A recording of the meeting’s proceedings is available (in Italian) here.
Here’s the report — thanks very much un passante! Italian seems to be an essential tool in the LENR world!
Concezzi gave a list of NI collaborations at the moment:
Kim (hope the spelling is right), Purdue University – mathematical model – software applications – to be presented in august
Hagelstein, MIT mathematical model – software applications (different theory)
Los alamos national lab
University of Missouri
University of Bologna, Levi – he mentioned a sponsorship for a lab of the physics department. so here we go beyond a simple collaboration. he also spoke about Levi as the “heir” of Focardi (I guess this is also a way to keep in touch with Rossi)
INFN Frascati (Celani)
Texas University, Austin
Commissariat à l’énergie atomique et aux énergies alternatives (CEA)
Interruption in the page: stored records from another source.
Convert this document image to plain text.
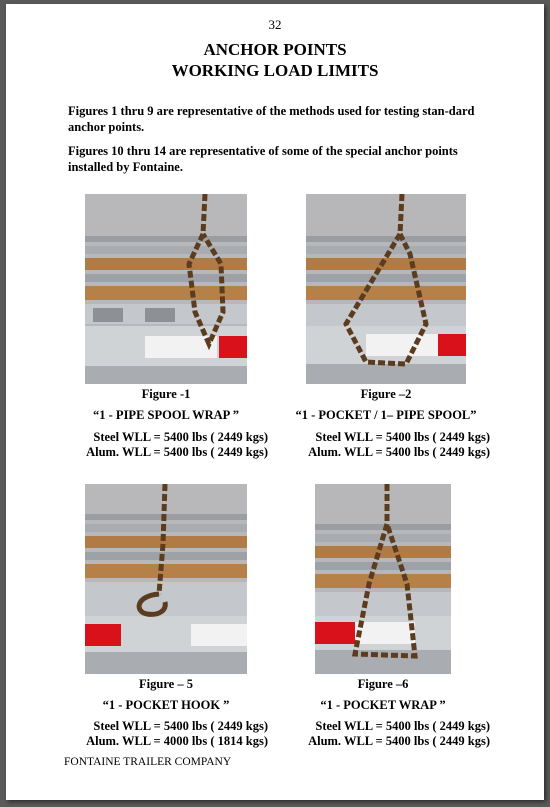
32
ANCHOR POINTS
WORKING LOAD LIMITS
Figures 1 thru 9 are representative of the methods used for testing stan-dard anchor points.
Figures 10 thru 14 are representative of some of the special anchor points installed by Fontaine.
Figure -1
“1 - PIPE SPOOL WRAP ”
Steel WLL = 5400 lbs ( 2449 kgs)
Alum. WLL = 5400 lbs ( 2449 kgs)
Figure –2
“1 - POCKET / 1– PIPE SPOOL”
Steel WLL = 5400 lbs ( 2449 kgs)
Alum. WLL = 5400 lbs ( 2449 kgs)
Figure – 5
“1 - POCKET HOOK ”
Steel WLL = 5400 lbs ( 2449 kgs)
Alum. WLL = 4000 lbs ( 1814 kgs)
Figure –6
“1 - POCKET WRAP ”
Steel WLL = 5400 lbs ( 2449 kgs)
Alum. WLL = 5400 lbs ( 2449 kgs)
FONTAINE TRAILER COMPANY
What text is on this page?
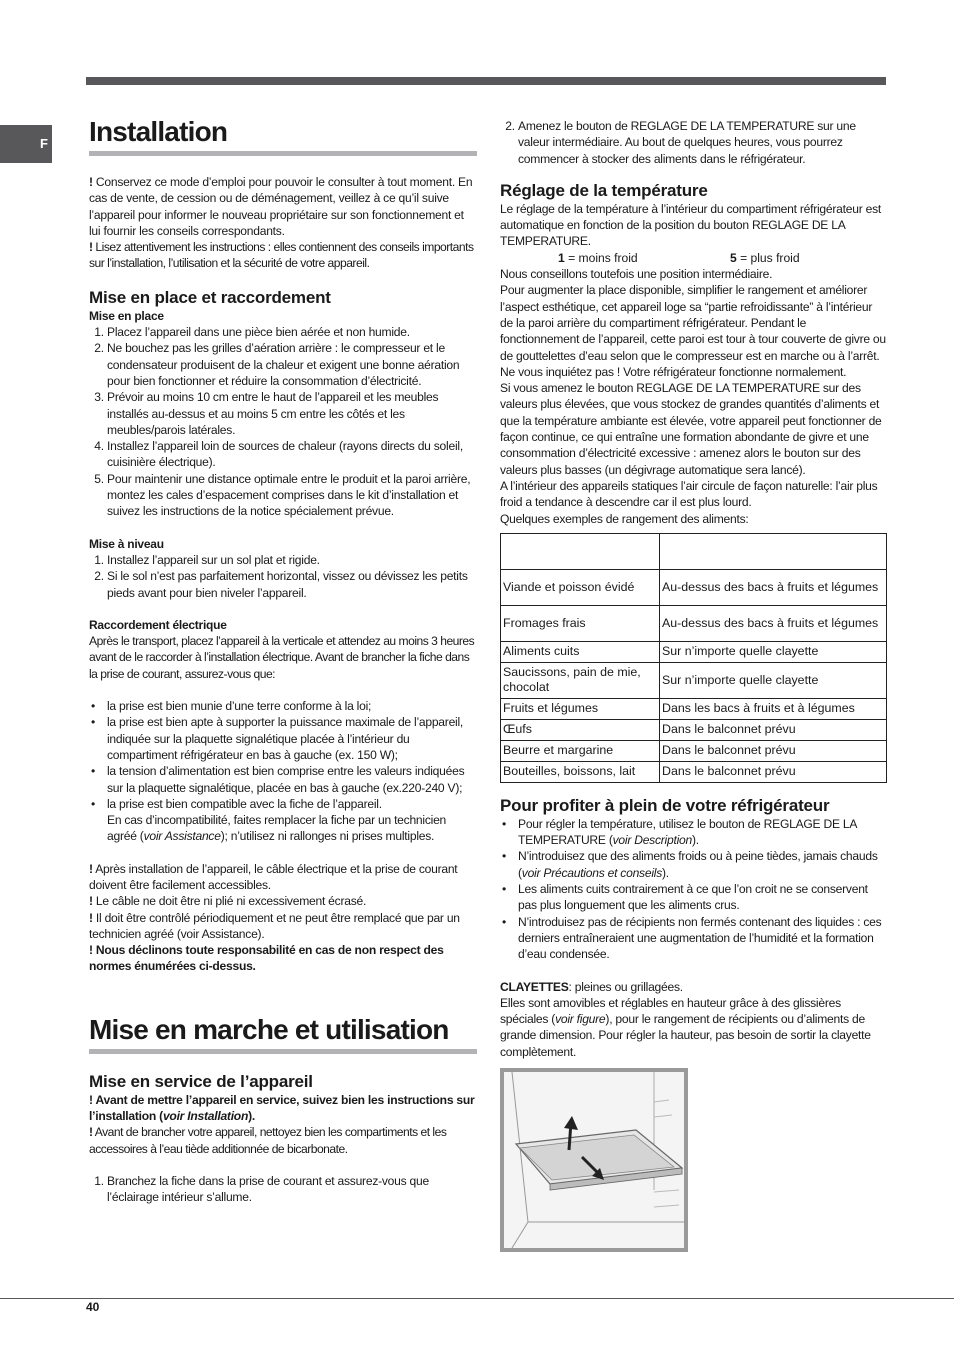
F Installation

! Conservez ce mode d’emploi pour pouvoir le consulter à tout moment. En cas de vente, de cession ou de déménagement, veillez à ce qu’il suive l’appareil pour informer le nouveau propriétaire sur son fonctionnement et lui fournir les conseils correspondants.

! Lisez attentivement les instructions : elles contiennent des conseils importants sur l’installation, l’utilisation et la sécurité de votre appareil.

Mise en place et raccordement

Mise en place

1. Placez l’appareil dans une pièce bien aérée et non humide.
2. Ne bouchez pas les grilles d’aération arrière : le compresseur et le condensateur produisent de la chaleur et exigent une bonne aération pour bien fonctionner et réduire la consommation d’électricité.
3. Prévoir au moins 10 cm entre le haut de l’appareil et les meubles installés au-dessus et au moins 5 cm entre les côtés et les meubles/parois latérales.
4. Installez l’appareil loin de sources de chaleur (rayons directs du soleil, cuisinière électrique).
5. Pour maintenir une distance optimale entre le produit et la paroi arrière, montez les cales d’espacement comprises dans le kit d’installation et suivez les instructions de la notice spécialement prévue.

Mise à niveau

1. Installez l’appareil sur un sol plat et rigide.
2. Si le sol n’est pas parfaitement horizontal, vissez ou dévissez les petits pieds avant pour bien niveler l’appareil.

Raccordement électrique

Après le transport, placez l’appareil à la verticale et attendez au moins 3 heures avant de le raccorder à l’installation électrique. Avant de brancher la fiche dans la prise de courant, assurez-vous que:

• la prise est bien munie d’une terre conforme à la loi;
• la prise est bien apte à supporter la puissance maximale de l’appareil, indiquée sur la plaquette signalétique placée à l’intérieur du compartiment réfrigérateur en bas à gauche (ex. 150 W);
• la tension d’alimentation est bien comprise entre les valeurs indiquées sur la plaquette signalétique, placée en bas à gauche (ex.220-240 V);
• la prise est bien compatible avec la fiche de l’appareil.
En cas d’incompatibilité, faites remplacer la fiche par un technicien agréé (voir Assistance); n’utilisez ni rallonges ni prises multiples.

! Après installation de l’appareil, le câble électrique et la prise de courant doivent être facilement accessibles.

! Le câble ne doit être ni plié ni excessivement écrasé.

! Il doit être contrôlé périodiquement et ne peut être remplacé que par un technicien agréé (voir Assistance).

! Nous déclinons toute responsabilité en cas de non respect des normes énumérées ci-dessus.

Mise en marche et utilisation
Mise en service de l’appareil

! Avant de mettre l’appareil en service, suivez bien les instructions sur l’installation (voir Installation).

! Avant de brancher votre appareil, nettoyez bien les compartiments et les accessoires à l’eau tiède additionnée de bicarbonate.

1. Branchez la fiche dans la prise de courant et assurez-vous que l’éclairage intérieur s’allume.
2. Amenez le bouton de REGLAGE DE LA TEMPERATURE sur une valeur intermédiaire. Au bout de quelques heures, vous pourrez commencer à stocker des aliments dans le réfrigérateur.
Réglage de la température

Le réglage de la température à l’intérieur du compartiment réfrigérateur est automatique en fonction de la position du bouton REGLAGE DE LA TEMPERATURE.

1 = moins froid	5 = plus froid

Nous conseillons toutefois une position intermédiaire.

Pour augmenter la place disponible, simplifier le rangement et améliorer l’aspect esthétique, cet appareil loge sa “partie refroidissante” à l’intérieur de la paroi arrière du compartiment réfrigérateur. Pendant le fonctionnement de l’appareil, cette paroi est tour à tour couverte de givre ou de gouttelettes d’eau selon que le compresseur est en marche ou à l’arrêt. Ne vous inquiétez pas ! Votre réfrigérateur fonctionne normalement.

Si vous amenez le bouton REGLAGE DE LA TEMPERATURE sur des valeurs plus élevées, que vous stockez de grandes quantités d’aliments et que la température ambiante est élevée, votre appareil peut fonctionner de façon continue, ce qui entraîne une formation abondante de givre et une consommation d’électricité excessive : amenez alors le bouton sur des valeurs plus basses (un dégivrage automatique sera lancé).

A l’intérieur des appareils statiques l’air circule de façon naturelle: l’air plus froid a tendance à descendre car il est plus lourd.

Quelques exemples de rangement des aliments:

Viande et poisson évidé	Au-dessus des bacs à fruits et légumes
Fromages frais	Au-dessus des bacs à fruits et légumes
Aliments cuits	Sur n’importe quelle clayette
Saucissons, pain de mie, chocolat	Sur n’importe quelle clayette
Fruits et légumes	Dans les bacs à fruits et à légumes
Œufs	Dans le balconnet prévu
Beurre et margarine	Dans le balconnet prévu
Bouteilles, boissons, lait	Dans le balconnet prévu
Pour profiter à plein de votre réfrigérateur
• Pour régler la température, utilisez le bouton de REGLAGE DE LA TEMPERATURE (voir Description).
• N’introduisez que des aliments froids ou à peine tièdes, jamais chauds (voir Précautions et conseils).
• Les aliments cuits contrairement à ce que l’on croit ne se conservent pas plus longuement que les aliments crus.
• N’introduisez pas de récipients non fermés contenant des liquides : ces derniers entraîneraient une augmentation de l’humidité et la formation d’eau condensée.

CLAYETTES: pleines ou grillagées.

Elles sont amovibles et réglables en hauteur grâce à des glissières spéciales (voir figure), pour le rangement de récipients ou d’aliments de grande dimension. Pour régler la hauteur, pas besoin de sortir la clayette complètement.

40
Stanford Research Institute
Naval Research Laboratories
i.e. National Instruments is deeply involved with LENR research collaborating with chosen scientist and scientific organizations by giving them specific software support and instruments.
I say chosen because he mentioned that a process of choice was made for budgetary reasons.
He was cautious when expressing certanties about the phenomenon but he said (specifying it was his opinion) that he was optimist that both a working mathematical model for the phenomenon will be developed and that the experimental data showing excess heat are not measuring errors.
He also said that NI had the same presentation in front of the European Community ten days ago. (his exact words, he didn’t specify further).
Hopefully an italian speaker with a better english than mine will give more and better details.
The message here seems to be that National Instruments is moving quickly to make a presence in the emerging field of LENR technology — and while they are cautious about making a definitive assessment of the reality of cold fusion, they obviously see a tremendous commercial opportunity here, and they do not seem shy about announcing that they are ready and willing to work with this fledgling industry. As LENR projects expand there is going to be a need for the kinds of hardware and software systems that a company like NI provides, and it will heartening for researchers and companies to know that there is an experienced and serious company who they can work with for their instrumentation needs.
In addition to this, a new video of Dr. Rob Duncan of the University of Missouri has just been released on the National Instruments community web site. Duncan’s lecture is entitled “The Mystery of Cold Fusion”.